8 to 10 High Street March 2010
8 to 10 High Street March 2010

The Bedfordshire Historic Environment Record [HER] contains information on the county’s historic buildings and landscapes and summaries of each entry can now be found online as part of the Heritage Gateway website. The entry for 8 and 10 High Street [HER 2313] notes that the property dates to the 18th century and is built of colour washed brick with an old tile roof. The shop window in the left hand side of the property is also 18th century.

The Rating and Valuation Act 1925 specified that every building and piece of land in the country was to be assessed to determine its rateable value. Most of Bedfordshire was valued in 1927 and the valuer visiting 8 and 10 High Street [DV1/C156/146] found it owned by the trustees of Harold Brawn and occupied by butcher Sidney Arthur Jeffs who paid £40 per annum in rent which the valuer considered “very low”

The premises comprised a shop (17 feet by 13 feet 6 inches) and “ice box” or cold store (7 feet by 13 feet), two reception rooms, a kitchen and scullery and four bedrooms above. A washhouse, coal and wood barn and earth closet all stood outside. Water came from a pump in the yard. All in all, the valuer considered it a “big rambling place”.

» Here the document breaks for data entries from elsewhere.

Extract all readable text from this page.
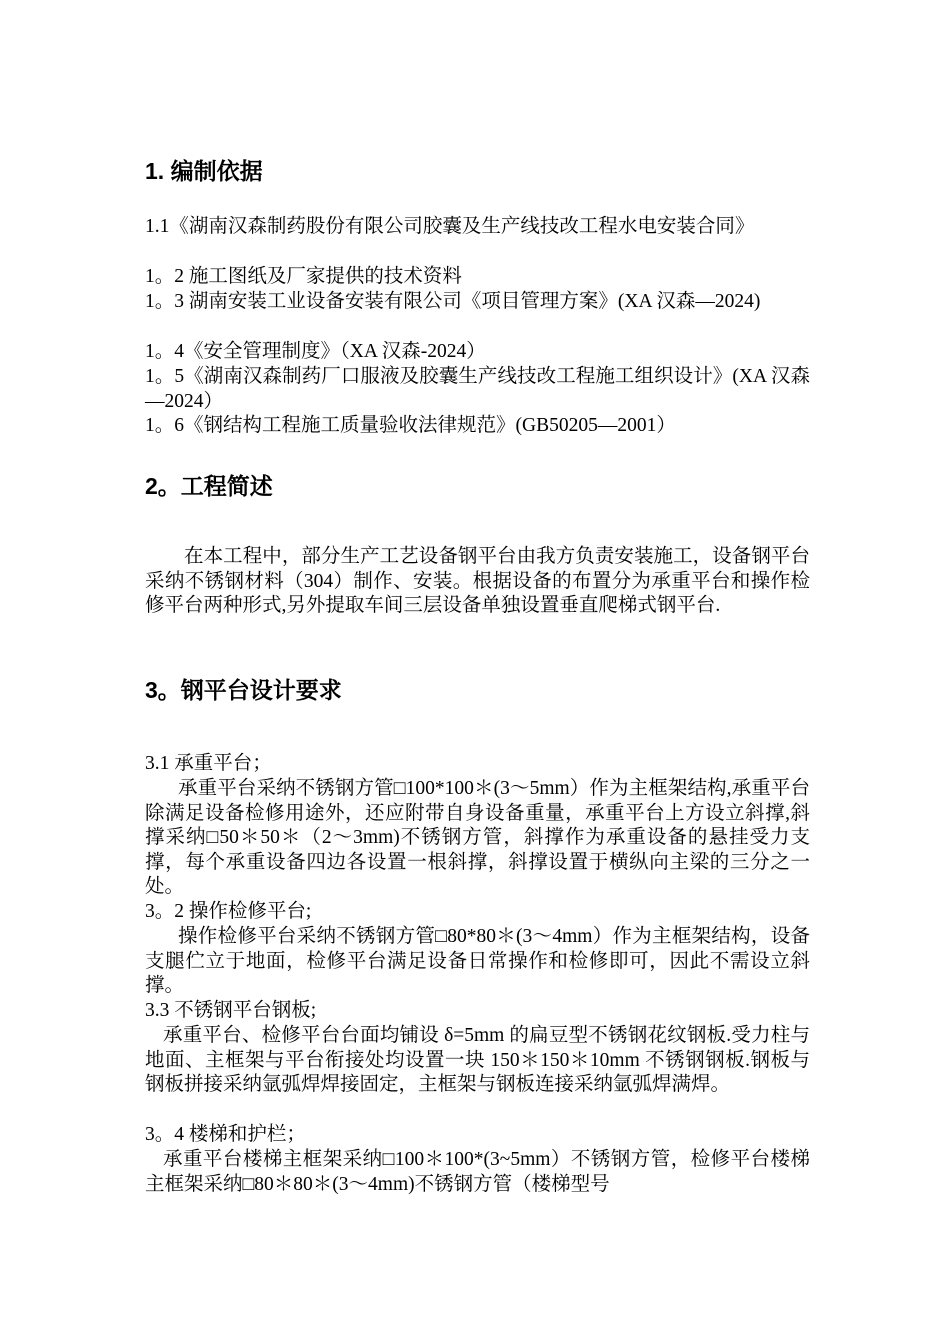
1. 编制依据
1.1《湖南汉森制药股份有限公司胶囊及生产线技改工程水电安装合同》
1。2 施工图纸及厂家提供的技术资料
1。3 湖南安装工业设备安装有限公司《项目管理方案》(XA 汉森—2024)
1。4《安全管理制度》（XA 汉森-2024）
1。5《湖南汉森制药厂口服液及胶囊生产线技改工程施工组织设计》(XA 汉森—2024）
1。6《钢结构工程施工质量验收法律规范》(GB50205—2001）
2。工程简述
在本工程中，部分生产工艺设备钢平台由我方负责安装施工，设备钢平台采纳不锈钢材料（304）制作、安装。根据设备的布置分为承重平台和操作检修平台两种形式,另外提取车间三层设备单独设置垂直爬梯式钢平台.
3。钢平台设计要求
3.1 承重平台；
承重平台采纳不锈钢方管□100*100＊(3～5mm）作为主框架结构,承重平台除满足设备检修用途外，还应附带自身设备重量，承重平台上方设立斜撑,斜撑采纳□50＊50＊（2～3mm)不锈钢方管，斜撑作为承重设备的悬挂受力支撑，每个承重设备四边各设置一根斜撑，斜撑设置于横纵向主梁的三分之一处。
3。2 操作检修平台;
操作检修平台采纳不锈钢方管□80*80＊(3～4mm）作为主框架结构，设备支腿伫立于地面，检修平台满足设备日常操作和检修即可，因此不需设立斜撑。
3.3 不锈钢平台钢板;
承重平台、检修平台台面均铺设 δ=5mm 的扁豆型不锈钢花纹钢板.受力柱与地面、主框架与平台衔接处均设置一块 150＊150＊10mm 不锈钢钢板.钢板与钢板拼接采纳氩弧焊焊接固定，主框架与钢板连接采纳氩弧焊满焊。
3。4 楼梯和护栏；
承重平台楼梯主框架采纳□100＊100*(3~5mm）不锈钢方管，检修平台楼梯主框架采纳□80＊80＊(3～4mm)不锈钢方管（楼梯型号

Outside lay a number of buildings connected with Jeffs’ trade as a butcher and were rented along with the house and shop. These included: a brick and tile cowplace for five beasts and meal room with a loft over; a wood and tiled two bay open hovel; a wood and corrugated iron poultry house; a wood and corrugated iron pig box; a wood and tiled slaughter house; three wood and tiled pig pens; a wood and corrugated iron pig box and yard; two wood and corrugated iron pigsties and yards; a wood and corrugated iron store barn used as a garage and a sausage room.

Until at least 1949 the post office was at 25 High Street [X535/5]. In 1974 planning permission was sought to alter, extend and improve the premises by grocery firm Dudeney and Johnston Limited [BorBTP/74/1077] and two years later permission was sought for alterations and extensions to what had, by then, become the post office by R. J. and M. Denton [BorBTP/76/1031]. In 1997 an application was made to change use from an office to residential accommodation [PCGreatBarford18/51] but at the time of writing [2010] the premises remains a post office.